The Greenfinch is familiar throughout Europe as a large, thick-billed, boisterous and slightly bullying finch, its aggressive tendencies seemingly embodied in the slight but permanent frown of its dark eyebrow. Of all the finches that specialise on seeds, this one probably takes the greatest variety, using its heavy bill to break open all but the hardest-shelled. It evidently has several niches to itself: few other finches take seeds from the heads of sunflowers, rose seeds from hips, or fruit from blackberries. Greenfinches can even cope with yew berries, which are highly poisonous; they remove the seed-coat, the dangerous part, by mandibulation. This flexibility allows the Greenfinch to live in a wide range of habitats, including woodland edge, gardens, cemeteries, scrub and farmland. In one study in a cultivated area with plenty of hedges, Greenfinches were found to utilise the seeds of every one of the 30 commonest plants of the area.

Greenfinches are at their most obvious in the spring, when the males utter their canary-like trilling songs from the tops of trees and bushes; the usual run of phrases is regularly interrupted by an emphatic wheezing note, sounding a bit like the word “Green”. Every so often the males break off from perch-bound singing to launch into a song-flight, in which they flutter at about tree-top height with heavy wing-beats, pitching to and fro and often describing circles or figures of eight.

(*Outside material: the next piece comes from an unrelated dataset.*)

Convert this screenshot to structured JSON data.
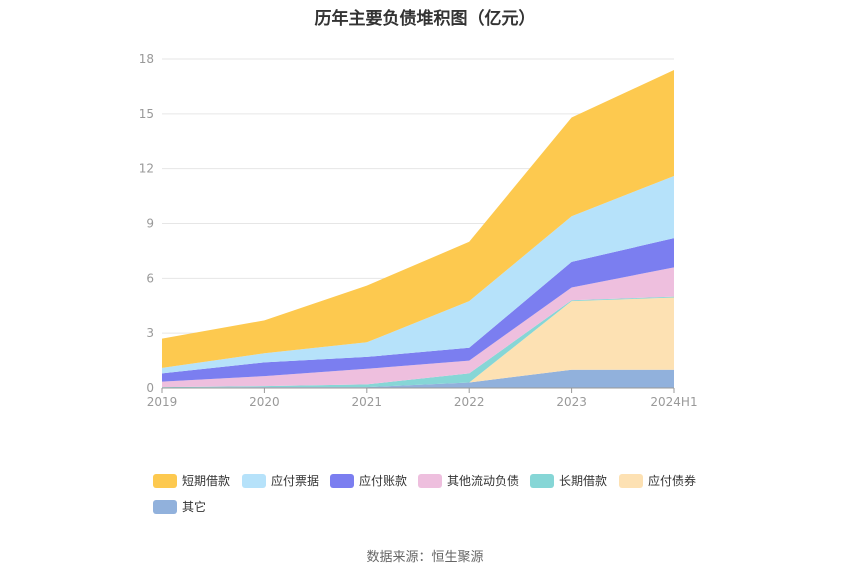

Recent studies have shown that the Greenfinch’s pairing system is quite complicated. Although monogamy could be considered the rule, about a quarter of males in a population may be polygynous, with two or even three mates each. This leaves some males unpaired, and it is not uncommon for them to display to attached females, and even help with feeding the young. Later on, quite a high proportion of such helpers pair up and breed with the female concerned when they opportunity arises, as if being rewarded for their efforts.